Binary Logistic Regression on Palmetto Plants

A short description of the post.

Ian Brunjes
03-06-2021

Overview

In this document, we will use binary logistic regression to infer a model for the probability of a plant in our dataset being Serenoa repens or Sabal etonia. Observations of these south-central Florida palmetto species include plant height, canopy length, canopy width, and green leaves, which are each provided in the data and subsequently used as predictor variables1.

Exploratory Data Visualization

hide
# Packages used
library(tidyverse)
library(here)
library(GGally)
library(broom)
library(jtools)
library(patchwork)
library(kableExtra)

# Read in data from csv
palmetto <- read_csv(here("data/palmetto.csv"), col_types = cols(.default = "c"))

# Refine data to desired subset and proper column types
palmetto_target <- palmetto %>% select(species, height, length, width, green_lvs) %>% 
  mutate(height = as.numeric(height)) %>% 
  mutate(length = as.numeric(length)) %>% 
  mutate(width = as.numeric(width)) %>% 
  mutate(green_lvs = as.numeric(green_lvs)) %>% 
  mutate(species = case_when(
    species == 1 ~ "Serenoa repens",
    species == 2 ~ "Sabal etonia"
  )) %>% 
  mutate(species = as.factor(species))

# Visualization comparing plant attributes between species
width_plot <- palmetto_target %>% drop_na() %>% 
  ggplot(aes(x = species, y = width, fill = species)) +
  geom_boxplot() +
  labs(x = "", y = "", title = "Canopy Width (cm)") +
  scale_fill_manual(values = c("chartreuse3", "mediumaquamarine"))

length_plot <- palmetto_target %>% drop_na() %>% 
  ggplot(aes(x = species, y = length, fill = species)) +
  geom_boxplot() +
  labs(x = "", y = "", title = "Canopy Length (cm)") +
  scale_fill_manual(values = c("chartreuse3", "mediumaquamarine"))

height_plot <- palmetto_target %>% drop_na() %>% 
  ggplot(aes(x = species, y = height, fill = species)) +
  geom_boxplot() +
  labs(x = "", y = "", title = "Plant Height (cm)") +
  scale_fill_manual(values = c("chartreuse3", "mediumaquamarine"))

(width_plot + length_plot + height_plot) &
  theme_grey() +
  theme(legend.position = "none", axis.text = element_text(size = 8))

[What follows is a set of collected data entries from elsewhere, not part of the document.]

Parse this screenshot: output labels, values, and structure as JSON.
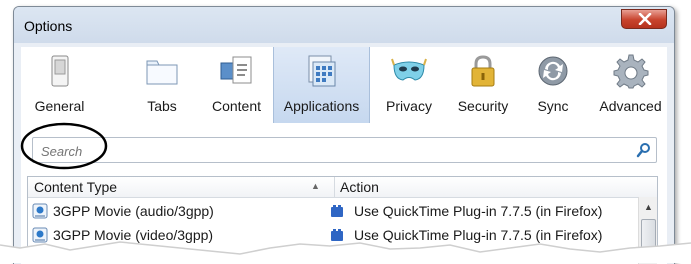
{
  "window": {
    "title": "Options"
  },
  "tabs": [
    {
      "label": "General",
      "icon": "switch-icon",
      "selected": false
    },
    {
      "label": "Tabs",
      "icon": "tabs-icon",
      "selected": false
    },
    {
      "label": "Content",
      "icon": "content-icon",
      "selected": false
    },
    {
      "label": "Applications",
      "icon": "applications-icon",
      "selected": true
    },
    {
      "label": "Privacy",
      "icon": "mask-icon",
      "selected": false
    },
    {
      "label": "Security",
      "icon": "padlock-icon",
      "selected": false
    },
    {
      "label": "Sync",
      "icon": "sync-icon",
      "selected": false
    },
    {
      "label": "Advanced",
      "icon": "gear-icon",
      "selected": false
    }
  ],
  "search": {
    "placeholder": "Search",
    "value": ""
  },
  "table": {
    "columns": [
      "Content Type",
      "Action"
    ],
    "rows": [
      {
        "type": "3GPP Movie (audio/3gpp)",
        "action": "Use QuickTime Plug-in 7.7.5 (in Firefox)"
      },
      {
        "type": "3GPP Movie (video/3gpp)",
        "action": "Use QuickTime Plug-in 7.7.5 (in Firefox)"
      }
    ]
  },
  "colors": {
    "selected_tab": "#c6d8ef",
    "close_button": "#c8432d",
    "annotation": "#000000"
  }
}
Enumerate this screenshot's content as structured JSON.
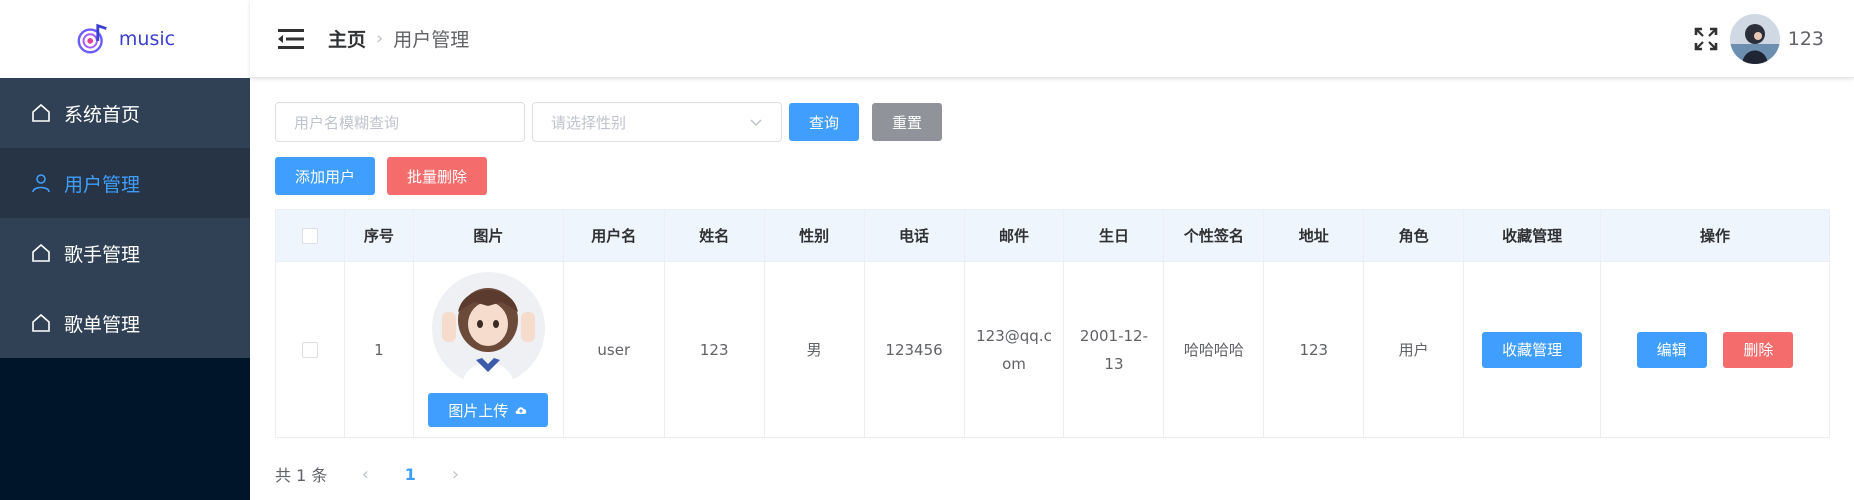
{
  "brand": {
    "name": "music",
    "logo_icon": "music-note-icon",
    "accent": "#3a3fd0"
  },
  "sidebar": {
    "items": [
      {
        "label": "系统首页",
        "icon": "home-icon",
        "active": false
      },
      {
        "label": "用户管理",
        "icon": "user-icon",
        "active": true
      },
      {
        "label": "歌手管理",
        "icon": "home-icon",
        "active": false
      },
      {
        "label": "歌单管理",
        "icon": "home-icon",
        "active": false
      }
    ]
  },
  "header": {
    "breadcrumb": {
      "home": "主页",
      "separator": "›",
      "current": "用户管理"
    },
    "username": "123"
  },
  "filters": {
    "name_placeholder": "用户名模糊查询",
    "gender_placeholder": "请选择性别",
    "query_label": "查询",
    "reset_label": "重置"
  },
  "actions": {
    "add_label": "添加用户",
    "batch_delete_label": "批量删除"
  },
  "table": {
    "columns": [
      "序号",
      "图片",
      "用户名",
      "姓名",
      "性别",
      "电话",
      "邮件",
      "生日",
      "个性签名",
      "地址",
      "角色",
      "收藏管理",
      "操作"
    ],
    "rows": [
      {
        "index": "1",
        "upload_label": "图片上传",
        "username": "user",
        "name": "123",
        "gender": "男",
        "phone": "123456",
        "email_line1": "123@qq.c",
        "email_line2": "om",
        "birthday_line1": "2001-12-",
        "birthday_line2": "13",
        "signature": "哈哈哈哈",
        "address": "123",
        "role": "用户",
        "collect_label": "收藏管理",
        "edit_label": "编辑",
        "delete_label": "删除"
      }
    ]
  },
  "pagination": {
    "total_text": "共 1 条",
    "current_page": "1",
    "prev": "‹",
    "next": "›"
  },
  "colors": {
    "primary": "#409eff",
    "danger": "#f56c6c",
    "info": "#909399",
    "sidebar_bg": "#304156",
    "sidebar_dark": "#001529"
  }
}
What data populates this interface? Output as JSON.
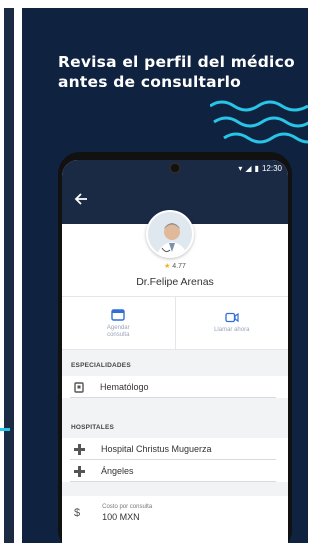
{
  "promo": {
    "headline_line1": "Revisa el perfil del médico",
    "headline_line2": "antes de consultarlo"
  },
  "status_bar": {
    "time": "12:30"
  },
  "doctor": {
    "rating": "4.77",
    "name": "Dr.Felipe Arenas"
  },
  "actions": [
    {
      "label": "Agendar consulta",
      "icon": "calendar-icon"
    },
    {
      "label": "Llamar ahora",
      "icon": "video-call-icon"
    }
  ],
  "sections": {
    "specialties_title": "ESPECIALIDADES",
    "specialties": [
      {
        "label": "Hematólogo",
        "icon": "badge-icon"
      }
    ],
    "hospitals_title": "HOSPITALES",
    "hospitals": [
      {
        "label": "Hospital Christus Muguerza",
        "icon": "hospital-cross-icon"
      },
      {
        "label": "Ángeles",
        "icon": "hospital-cross-icon"
      }
    ],
    "cost": {
      "label": "Costo por consulta",
      "value": "100 MXN",
      "icon": "dollar-icon"
    }
  },
  "colors": {
    "card_bg": "#0f2240",
    "app_bar": "#1a2a44",
    "accent_cyan": "#29c5e6",
    "star": "#f2b01e"
  }
}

Figure 1: Comparing the quartile distributions of canopy width, canopy length, and plant height (each in centimeters) of the two palmetto species Sabal etonia and Serenoa repens.

Canopy width and plant height appear to be very similarly distributed between the species, and canopy length only slightly less so, indicating that these particular variables may be less significant than others for informing our logistic model.


hide
# Comparing number of green leaves between species
palmetto_target %>% drop_na() %>%
  ggplot(aes(x = species, y = green_lvs, color = species)) +
  geom_jitter() +
  scale_color_manual(values = c("chartreuse3", "mediumaquamarine")) +
  labs(y = "Number of Green Leaves\n", x = "") +
  theme_grey() +
  theme(legend.position = "none")

Figure 2: Comparing all observations of the number of green leaves recorded for each species.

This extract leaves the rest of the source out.